I'm not sure whether these routines are simply calculating the presumed noise using FFTs and inverse FFTs then subtracting that from the untransformed WAV or whether they're actually transforming and inverse transforming the whole WAV, editing it during the frequency-domain representation. Nor is it obvious that they're preserving the complex part of the FFT, which would include information to reconstruct the phase/timing of transients.

Later, I may get time to create and upload samples with less aggressive reduction to see if any of these problems reduce or disappear.

As ever, feel free to post more tests and samples, folks.

[Addendum: Just to point out, I've edited my first post near the end, to acknowledge some of these points and that this "All The Way" test sample is one where that level of noise is less objectionable than the losses of the noise-reduced version]
KikeG
Just one advice, for these kind of comparisons that require rating several samples, ff123's abc/hr tool is more adequate than a plain abx comparator, more if the samples are clearly not from transparent.
DickD
KikeG, I quite agree about ABC/HR being better for this situation. It seems that impairments are large enough to be obvious in many/most cases, so rating the algorithms blindly is the better approach.
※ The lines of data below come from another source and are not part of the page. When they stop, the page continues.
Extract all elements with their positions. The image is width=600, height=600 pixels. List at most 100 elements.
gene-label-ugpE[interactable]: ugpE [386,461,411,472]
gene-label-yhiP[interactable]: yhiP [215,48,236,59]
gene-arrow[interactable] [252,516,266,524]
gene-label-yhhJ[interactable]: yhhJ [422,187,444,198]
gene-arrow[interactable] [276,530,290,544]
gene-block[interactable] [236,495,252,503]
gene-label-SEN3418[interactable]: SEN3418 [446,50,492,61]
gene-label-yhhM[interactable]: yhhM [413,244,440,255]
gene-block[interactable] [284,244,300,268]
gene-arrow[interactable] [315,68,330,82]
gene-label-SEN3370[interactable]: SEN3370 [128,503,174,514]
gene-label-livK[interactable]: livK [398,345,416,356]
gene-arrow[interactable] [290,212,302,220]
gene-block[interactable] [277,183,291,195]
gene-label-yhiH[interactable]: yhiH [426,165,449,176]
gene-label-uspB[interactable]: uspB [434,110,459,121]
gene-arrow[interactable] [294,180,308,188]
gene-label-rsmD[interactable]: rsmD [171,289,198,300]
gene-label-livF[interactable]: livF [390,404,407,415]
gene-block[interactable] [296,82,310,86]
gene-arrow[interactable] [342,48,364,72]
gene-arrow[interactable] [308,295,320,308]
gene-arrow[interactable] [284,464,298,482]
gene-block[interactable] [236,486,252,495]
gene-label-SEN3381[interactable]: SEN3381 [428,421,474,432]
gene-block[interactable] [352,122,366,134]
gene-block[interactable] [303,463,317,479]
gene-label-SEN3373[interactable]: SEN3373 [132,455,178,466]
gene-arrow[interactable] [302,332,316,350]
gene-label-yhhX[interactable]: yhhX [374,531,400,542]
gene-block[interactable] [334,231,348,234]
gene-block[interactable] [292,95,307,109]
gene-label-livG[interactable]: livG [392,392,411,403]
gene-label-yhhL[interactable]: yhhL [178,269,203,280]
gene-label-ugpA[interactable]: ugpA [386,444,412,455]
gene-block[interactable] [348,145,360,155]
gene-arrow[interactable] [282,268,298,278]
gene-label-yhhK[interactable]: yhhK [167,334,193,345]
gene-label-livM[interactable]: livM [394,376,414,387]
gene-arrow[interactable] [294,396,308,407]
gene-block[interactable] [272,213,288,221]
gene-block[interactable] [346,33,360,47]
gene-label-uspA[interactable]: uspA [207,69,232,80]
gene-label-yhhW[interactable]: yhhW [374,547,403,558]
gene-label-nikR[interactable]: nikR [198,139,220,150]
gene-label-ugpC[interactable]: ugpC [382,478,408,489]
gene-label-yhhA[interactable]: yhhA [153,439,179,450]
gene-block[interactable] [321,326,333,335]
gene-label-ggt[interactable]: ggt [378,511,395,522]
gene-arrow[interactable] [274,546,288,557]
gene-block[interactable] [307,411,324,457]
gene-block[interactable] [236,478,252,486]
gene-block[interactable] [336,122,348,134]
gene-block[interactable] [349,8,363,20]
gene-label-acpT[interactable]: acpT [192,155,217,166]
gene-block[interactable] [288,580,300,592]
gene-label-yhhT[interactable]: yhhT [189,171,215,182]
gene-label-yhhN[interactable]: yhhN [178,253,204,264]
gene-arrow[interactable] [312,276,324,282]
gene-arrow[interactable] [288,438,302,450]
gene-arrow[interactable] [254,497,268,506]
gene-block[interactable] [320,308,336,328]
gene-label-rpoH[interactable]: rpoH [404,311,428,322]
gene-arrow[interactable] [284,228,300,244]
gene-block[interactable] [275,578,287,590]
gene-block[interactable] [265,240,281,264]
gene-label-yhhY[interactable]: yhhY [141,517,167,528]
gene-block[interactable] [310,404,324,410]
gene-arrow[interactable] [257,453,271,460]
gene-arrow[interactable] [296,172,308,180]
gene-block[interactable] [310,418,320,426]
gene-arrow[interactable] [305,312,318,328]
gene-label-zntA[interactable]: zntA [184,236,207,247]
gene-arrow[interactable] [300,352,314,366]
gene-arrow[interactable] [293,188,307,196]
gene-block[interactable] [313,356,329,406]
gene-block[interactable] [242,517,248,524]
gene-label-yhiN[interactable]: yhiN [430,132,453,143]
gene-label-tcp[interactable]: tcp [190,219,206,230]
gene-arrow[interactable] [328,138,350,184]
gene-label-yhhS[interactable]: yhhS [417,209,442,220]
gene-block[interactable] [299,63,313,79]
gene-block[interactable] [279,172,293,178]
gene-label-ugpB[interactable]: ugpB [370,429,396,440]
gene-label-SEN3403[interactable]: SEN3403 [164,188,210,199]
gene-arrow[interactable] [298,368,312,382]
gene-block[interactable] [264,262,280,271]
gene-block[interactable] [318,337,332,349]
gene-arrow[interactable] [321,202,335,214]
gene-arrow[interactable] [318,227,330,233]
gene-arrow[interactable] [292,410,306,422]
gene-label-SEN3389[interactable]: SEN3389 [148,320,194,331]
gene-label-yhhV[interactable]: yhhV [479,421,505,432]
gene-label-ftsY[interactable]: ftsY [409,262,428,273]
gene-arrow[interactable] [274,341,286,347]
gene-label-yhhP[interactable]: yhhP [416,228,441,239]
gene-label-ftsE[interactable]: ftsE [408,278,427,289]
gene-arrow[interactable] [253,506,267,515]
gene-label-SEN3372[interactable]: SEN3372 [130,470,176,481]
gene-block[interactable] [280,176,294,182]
Just to double-check that the transients (e.g. plucking the bass) could be adequately heard with noise present, I tried adding the noise to the EAC 24 dB noise-reduced sample and ABX'd it against the original plus nose (AllWay_noise.wav). It was easy (9/9). So the noise reduction routine is trying too hard to remove noise or isn't psychoacoustically aware enough (e.g. short enough time windows) to recognise that transients are different from the hiss it had sampled.

The reason I carried on until 9/9 was that "X is A, Y is B" was the correct answer for the first 8 trials in succession, and being human, I wanted to see how long it would go on. For the 9th trial "X is B, Y is A" was the correct answer. Getting either of the two "lucky streaks" of 8 trials the same was only a 0.78% chance (1 in 128), so I'm hardly incredibly lucky and I won't be buying a lottery ticket today! ;)

I understand that CEP has both hiss reduction and noise reduction. I presume that hiss reduction (which I believe has three levels in CEP) is a simpler approach. Presumably it does one or both of low-pass filtering and dynamic range expansion (possibly multiband, and presumably with the major effect only on low amplitudes, so the rest of the signal doesn't have too much harmonic distortion).